Three components and a recursive enforcement loop that ensures no skill can complete without proving it did.
Three components
A ## Definition of Done section lives inside every skill's file. Each criterion must be specific, verifiable, complete, and atomic. The quality contract is part of the skill itself — not a separate spec that can drift out of sync.
A DoD that exists but is vague is worse than no DoD — it creates false confidence. The auditor checks both presence and quality. A DoD is suspect if it uses vague language ("complete", "adequate"), lacks a clear pass/fail condition, has fewer than 3 criteria, or all criteria check the same narrow thing.
The universal quality gate. Called by every skill as its last step. Reads the calling skill's DoD, checks each criterion against actual state, and returns PASS or FAIL with a gap list back to the caller. Never prompts the user unless it cannot resolve the problem itself.
If the DoD is missing or suspect, the auditor calls review-definition-of-done silently before proceeding. The user never sees either case unless the reviewer itself fails.
flowchart TD
A([audit-workflow-deliverables called]) --> B[Locate calling skill SKILL.md]
B --> C{DoD exists and not suspect?}
C -->|No| D[Call review-definition-of-done]
D --> E{DoD fixed successfully?}
E -->|Yes| C
E -->|No| F([Escalate to user])
C -->|Yes| G[Read DoD criteria]
G --> H[Check each criterion against actual state]
H --> I{All criteria met?}
I -->|Yes| J([Report PASS to caller])
I -->|No| K([Report FAIL and gap list to caller])
The meta-skill. Called silently by the auditor when a DoD is missing or suspect. Creates or rewrites it to meet the four quality tests. Has its own DoD — held to the same standard it enforces.

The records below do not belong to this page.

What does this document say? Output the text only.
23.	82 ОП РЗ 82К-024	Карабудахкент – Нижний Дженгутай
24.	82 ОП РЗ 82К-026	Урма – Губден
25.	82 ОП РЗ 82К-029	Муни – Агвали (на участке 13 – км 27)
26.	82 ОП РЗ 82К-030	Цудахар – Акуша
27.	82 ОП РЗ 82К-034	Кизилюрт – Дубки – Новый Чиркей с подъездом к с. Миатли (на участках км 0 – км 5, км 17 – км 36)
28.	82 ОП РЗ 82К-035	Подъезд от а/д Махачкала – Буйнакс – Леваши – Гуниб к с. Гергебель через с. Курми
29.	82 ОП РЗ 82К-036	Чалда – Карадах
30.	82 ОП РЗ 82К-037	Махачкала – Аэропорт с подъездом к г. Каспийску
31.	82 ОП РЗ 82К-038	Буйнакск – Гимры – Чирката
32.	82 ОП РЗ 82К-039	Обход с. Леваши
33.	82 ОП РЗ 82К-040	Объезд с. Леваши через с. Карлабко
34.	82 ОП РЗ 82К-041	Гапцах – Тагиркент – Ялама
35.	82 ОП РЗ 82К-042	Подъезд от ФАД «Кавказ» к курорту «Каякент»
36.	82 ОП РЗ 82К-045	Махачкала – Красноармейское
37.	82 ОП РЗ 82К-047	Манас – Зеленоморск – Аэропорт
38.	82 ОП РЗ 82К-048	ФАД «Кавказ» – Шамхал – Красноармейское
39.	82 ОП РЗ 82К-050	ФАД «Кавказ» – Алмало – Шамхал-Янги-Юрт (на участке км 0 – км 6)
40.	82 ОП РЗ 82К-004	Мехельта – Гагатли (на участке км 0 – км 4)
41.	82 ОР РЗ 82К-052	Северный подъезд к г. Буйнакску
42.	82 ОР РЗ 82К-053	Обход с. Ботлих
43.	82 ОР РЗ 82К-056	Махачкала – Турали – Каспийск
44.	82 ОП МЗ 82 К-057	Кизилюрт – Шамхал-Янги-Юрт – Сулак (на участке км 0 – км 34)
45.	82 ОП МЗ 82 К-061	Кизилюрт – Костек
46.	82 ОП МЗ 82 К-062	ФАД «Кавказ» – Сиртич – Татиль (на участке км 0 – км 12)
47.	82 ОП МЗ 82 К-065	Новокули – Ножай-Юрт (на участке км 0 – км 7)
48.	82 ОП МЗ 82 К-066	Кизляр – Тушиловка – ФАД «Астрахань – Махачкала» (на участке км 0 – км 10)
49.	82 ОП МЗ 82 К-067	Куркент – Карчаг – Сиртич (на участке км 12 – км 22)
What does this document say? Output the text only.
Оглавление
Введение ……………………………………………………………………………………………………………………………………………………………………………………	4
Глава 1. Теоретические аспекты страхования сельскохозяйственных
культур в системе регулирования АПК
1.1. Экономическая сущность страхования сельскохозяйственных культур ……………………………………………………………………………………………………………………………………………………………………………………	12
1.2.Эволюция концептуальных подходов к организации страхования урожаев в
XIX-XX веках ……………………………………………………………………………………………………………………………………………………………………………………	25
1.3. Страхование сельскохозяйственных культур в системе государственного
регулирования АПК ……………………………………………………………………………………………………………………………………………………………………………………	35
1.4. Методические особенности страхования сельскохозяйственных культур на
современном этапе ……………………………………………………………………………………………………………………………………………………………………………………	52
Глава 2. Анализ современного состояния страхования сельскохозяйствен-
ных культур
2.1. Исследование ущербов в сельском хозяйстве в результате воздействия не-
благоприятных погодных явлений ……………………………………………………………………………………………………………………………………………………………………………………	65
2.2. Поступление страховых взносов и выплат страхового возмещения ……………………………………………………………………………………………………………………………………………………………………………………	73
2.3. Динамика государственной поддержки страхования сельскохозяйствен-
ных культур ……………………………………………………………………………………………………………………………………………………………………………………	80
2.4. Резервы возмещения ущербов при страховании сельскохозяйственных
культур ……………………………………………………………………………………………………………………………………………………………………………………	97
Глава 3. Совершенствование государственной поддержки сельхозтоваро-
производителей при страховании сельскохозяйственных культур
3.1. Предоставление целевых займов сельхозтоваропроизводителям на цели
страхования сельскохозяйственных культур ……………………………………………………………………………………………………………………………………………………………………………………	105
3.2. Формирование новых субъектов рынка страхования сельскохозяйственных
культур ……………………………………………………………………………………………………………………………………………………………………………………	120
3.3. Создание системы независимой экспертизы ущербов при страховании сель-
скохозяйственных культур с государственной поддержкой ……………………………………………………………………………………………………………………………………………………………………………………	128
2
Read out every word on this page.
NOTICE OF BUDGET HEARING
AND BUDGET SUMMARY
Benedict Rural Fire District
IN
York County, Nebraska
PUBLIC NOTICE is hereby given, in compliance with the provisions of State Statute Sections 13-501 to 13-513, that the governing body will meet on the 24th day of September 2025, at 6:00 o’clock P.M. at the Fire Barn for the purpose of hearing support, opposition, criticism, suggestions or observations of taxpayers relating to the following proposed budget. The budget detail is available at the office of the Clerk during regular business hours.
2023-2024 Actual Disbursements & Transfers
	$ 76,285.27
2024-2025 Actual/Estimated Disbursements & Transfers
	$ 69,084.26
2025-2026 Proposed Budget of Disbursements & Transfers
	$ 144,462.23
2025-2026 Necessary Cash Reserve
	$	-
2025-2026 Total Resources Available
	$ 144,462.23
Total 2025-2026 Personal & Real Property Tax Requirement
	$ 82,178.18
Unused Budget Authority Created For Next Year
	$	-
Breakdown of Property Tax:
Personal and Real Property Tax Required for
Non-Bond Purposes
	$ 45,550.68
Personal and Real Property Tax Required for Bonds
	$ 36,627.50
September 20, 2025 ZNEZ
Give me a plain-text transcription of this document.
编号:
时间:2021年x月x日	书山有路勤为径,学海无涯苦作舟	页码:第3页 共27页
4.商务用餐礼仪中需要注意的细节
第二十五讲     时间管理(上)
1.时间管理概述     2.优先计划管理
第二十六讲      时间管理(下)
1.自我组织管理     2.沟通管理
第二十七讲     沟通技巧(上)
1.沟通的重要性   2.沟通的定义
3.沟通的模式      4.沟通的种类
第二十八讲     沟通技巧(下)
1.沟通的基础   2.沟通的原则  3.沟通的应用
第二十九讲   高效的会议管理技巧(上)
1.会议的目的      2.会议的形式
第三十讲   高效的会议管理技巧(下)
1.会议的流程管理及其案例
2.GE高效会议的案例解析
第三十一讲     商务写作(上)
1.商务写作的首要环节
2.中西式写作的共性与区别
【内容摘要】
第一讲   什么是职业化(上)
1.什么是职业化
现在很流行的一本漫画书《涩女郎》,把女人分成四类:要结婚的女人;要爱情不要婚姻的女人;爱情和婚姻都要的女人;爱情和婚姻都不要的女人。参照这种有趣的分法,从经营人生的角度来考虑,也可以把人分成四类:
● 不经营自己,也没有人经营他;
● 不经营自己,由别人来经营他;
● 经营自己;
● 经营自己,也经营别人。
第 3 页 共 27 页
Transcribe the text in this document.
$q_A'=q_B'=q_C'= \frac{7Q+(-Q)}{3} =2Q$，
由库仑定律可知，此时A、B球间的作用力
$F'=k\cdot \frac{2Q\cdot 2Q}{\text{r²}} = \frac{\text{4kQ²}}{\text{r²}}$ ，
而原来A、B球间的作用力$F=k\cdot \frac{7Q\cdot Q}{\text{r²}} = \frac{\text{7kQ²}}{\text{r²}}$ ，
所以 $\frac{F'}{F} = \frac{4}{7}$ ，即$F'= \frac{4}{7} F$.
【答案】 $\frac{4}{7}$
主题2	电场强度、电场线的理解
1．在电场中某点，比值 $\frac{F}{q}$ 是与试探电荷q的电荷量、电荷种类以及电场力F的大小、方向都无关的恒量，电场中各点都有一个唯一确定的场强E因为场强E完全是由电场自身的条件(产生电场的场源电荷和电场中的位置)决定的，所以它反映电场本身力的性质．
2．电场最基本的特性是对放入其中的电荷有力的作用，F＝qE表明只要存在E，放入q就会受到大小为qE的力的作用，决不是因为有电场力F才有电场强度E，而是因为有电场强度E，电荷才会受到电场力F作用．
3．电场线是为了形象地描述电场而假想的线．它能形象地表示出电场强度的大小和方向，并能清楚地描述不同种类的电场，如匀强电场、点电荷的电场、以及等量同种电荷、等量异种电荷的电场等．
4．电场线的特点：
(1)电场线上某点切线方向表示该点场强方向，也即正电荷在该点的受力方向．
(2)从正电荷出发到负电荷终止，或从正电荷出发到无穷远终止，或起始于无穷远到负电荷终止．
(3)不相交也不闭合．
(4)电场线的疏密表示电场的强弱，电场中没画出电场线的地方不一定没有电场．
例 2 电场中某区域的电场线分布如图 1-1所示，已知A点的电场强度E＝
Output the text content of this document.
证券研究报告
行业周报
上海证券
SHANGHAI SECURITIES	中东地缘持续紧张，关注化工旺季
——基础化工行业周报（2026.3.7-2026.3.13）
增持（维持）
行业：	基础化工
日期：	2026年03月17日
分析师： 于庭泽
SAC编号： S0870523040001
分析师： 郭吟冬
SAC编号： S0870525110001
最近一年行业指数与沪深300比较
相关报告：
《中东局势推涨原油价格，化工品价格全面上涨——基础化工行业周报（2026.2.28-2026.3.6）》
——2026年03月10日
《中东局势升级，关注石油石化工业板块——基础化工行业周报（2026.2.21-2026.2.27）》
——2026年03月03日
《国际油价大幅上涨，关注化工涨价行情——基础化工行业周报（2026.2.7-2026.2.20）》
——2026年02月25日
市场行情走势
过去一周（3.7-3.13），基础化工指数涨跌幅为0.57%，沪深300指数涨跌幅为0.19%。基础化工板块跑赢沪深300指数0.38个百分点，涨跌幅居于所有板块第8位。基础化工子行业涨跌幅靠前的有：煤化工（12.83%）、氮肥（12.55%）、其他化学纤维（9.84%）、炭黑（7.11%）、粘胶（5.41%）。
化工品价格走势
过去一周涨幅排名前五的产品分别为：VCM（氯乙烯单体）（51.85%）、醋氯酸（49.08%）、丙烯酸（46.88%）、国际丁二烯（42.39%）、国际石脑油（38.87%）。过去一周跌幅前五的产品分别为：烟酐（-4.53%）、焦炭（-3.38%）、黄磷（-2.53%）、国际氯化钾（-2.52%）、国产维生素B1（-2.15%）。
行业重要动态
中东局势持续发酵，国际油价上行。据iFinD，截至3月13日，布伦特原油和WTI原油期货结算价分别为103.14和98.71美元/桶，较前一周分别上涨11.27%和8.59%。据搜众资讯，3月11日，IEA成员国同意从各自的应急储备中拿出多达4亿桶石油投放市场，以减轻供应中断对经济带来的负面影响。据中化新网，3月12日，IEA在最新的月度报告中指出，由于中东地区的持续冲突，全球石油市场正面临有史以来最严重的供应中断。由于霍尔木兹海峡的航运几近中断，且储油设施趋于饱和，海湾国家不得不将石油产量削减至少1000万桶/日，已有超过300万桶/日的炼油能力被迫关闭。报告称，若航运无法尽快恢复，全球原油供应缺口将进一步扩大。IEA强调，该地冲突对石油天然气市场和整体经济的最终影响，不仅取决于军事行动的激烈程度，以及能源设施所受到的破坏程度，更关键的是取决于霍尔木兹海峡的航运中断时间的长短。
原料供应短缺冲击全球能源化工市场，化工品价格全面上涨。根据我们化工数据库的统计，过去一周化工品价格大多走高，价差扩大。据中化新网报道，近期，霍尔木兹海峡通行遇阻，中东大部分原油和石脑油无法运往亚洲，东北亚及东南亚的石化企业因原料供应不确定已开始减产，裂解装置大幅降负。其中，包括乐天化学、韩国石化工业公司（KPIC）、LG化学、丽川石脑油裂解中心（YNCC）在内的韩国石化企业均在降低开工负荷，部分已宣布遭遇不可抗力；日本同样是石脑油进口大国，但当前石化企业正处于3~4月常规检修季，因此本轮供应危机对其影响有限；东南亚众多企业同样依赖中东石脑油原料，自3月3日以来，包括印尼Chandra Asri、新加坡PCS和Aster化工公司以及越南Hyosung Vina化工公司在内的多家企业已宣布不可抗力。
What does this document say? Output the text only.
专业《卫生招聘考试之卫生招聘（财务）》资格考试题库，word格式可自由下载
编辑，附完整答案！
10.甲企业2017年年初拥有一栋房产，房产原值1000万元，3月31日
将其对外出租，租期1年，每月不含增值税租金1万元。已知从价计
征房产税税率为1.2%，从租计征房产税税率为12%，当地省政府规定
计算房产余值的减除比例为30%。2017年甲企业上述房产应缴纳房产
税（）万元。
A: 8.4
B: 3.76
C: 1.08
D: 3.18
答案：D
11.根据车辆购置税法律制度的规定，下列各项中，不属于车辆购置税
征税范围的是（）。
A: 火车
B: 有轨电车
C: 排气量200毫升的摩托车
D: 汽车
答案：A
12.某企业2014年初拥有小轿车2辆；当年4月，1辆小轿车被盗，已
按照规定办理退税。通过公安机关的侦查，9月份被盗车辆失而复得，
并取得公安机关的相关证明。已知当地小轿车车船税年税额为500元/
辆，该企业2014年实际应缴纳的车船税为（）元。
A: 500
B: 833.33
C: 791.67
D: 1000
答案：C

This is the self-similar part: the quality system applies to itself. The meta-skill is not exempt — it must satisfy the very standard it exists to enforce.
flowchart TD
A([review-definition-of-done called]) --> B[Read target skill DoD section]
B --> C{DoD exists?}
C -->|No| D[Draft DoD from skill body content]
C -->|Yes| E{DoD meets quality criteria?}
D --> F[Write DoD section to skill file]
E -->|No| G[Rewrite or improve DoD section]
E -->|Yes| H([DoD is good])
F --> H
G --> H
The enforcement loop
flowchart TD
A([Any Skill Invoked]) --> B[Execute skill steps]
B --> C[Call audit-workflow-deliverables]
C --> D{DoD exists and not suspect?}
D -->|No| E[Call review-definition-of-done]
E --> F[DoD created or fixed]
F --> C
D -->|Yes| G{All DoD criteria met?}
G -->|Yes| H([Skill Complete])
G -->|No| I{Attempt <= 3?}
I -->|Yes| B
I -->|No| J([Escalate to user])
Key properties
Sub-skills audit before returning. Orchestrators audit after all sub-skills complete. The quality contract is present at every level of the call stack.
Every skill retries up to 3 times on audit failure before escalating. Consistent across the entire ecosystem. One threshold to know.
The auditor does not audit itself. This terminates the recursion. Its quality is maintained by being narrow and simple enough to verify by inspection.
The audit call lives in the skill body, not in framework plumbing. Anyone reading the skill sees the quality commitment explicitly in the procedure.
A vague DoD is worse than no DoD — it creates false confidence. The auditor checks both presence and quality before trusting the criteria.
The meta-skill has its own DoD. The pattern applies to itself. Every component in the ecosystem meets the standard it enforces.
What it prevents
Skills that declare success without verifying their outputs.
Missing files, unconfigured remotes, empty folders that look fine on the surface.
Definition of Done sections that become vague or untestable over time. Caught by the "not suspect" check before the audit runs.
Orchestrators that forget to call the auditor. Prevented by baking the audit call into every skill and enforcing it at write time.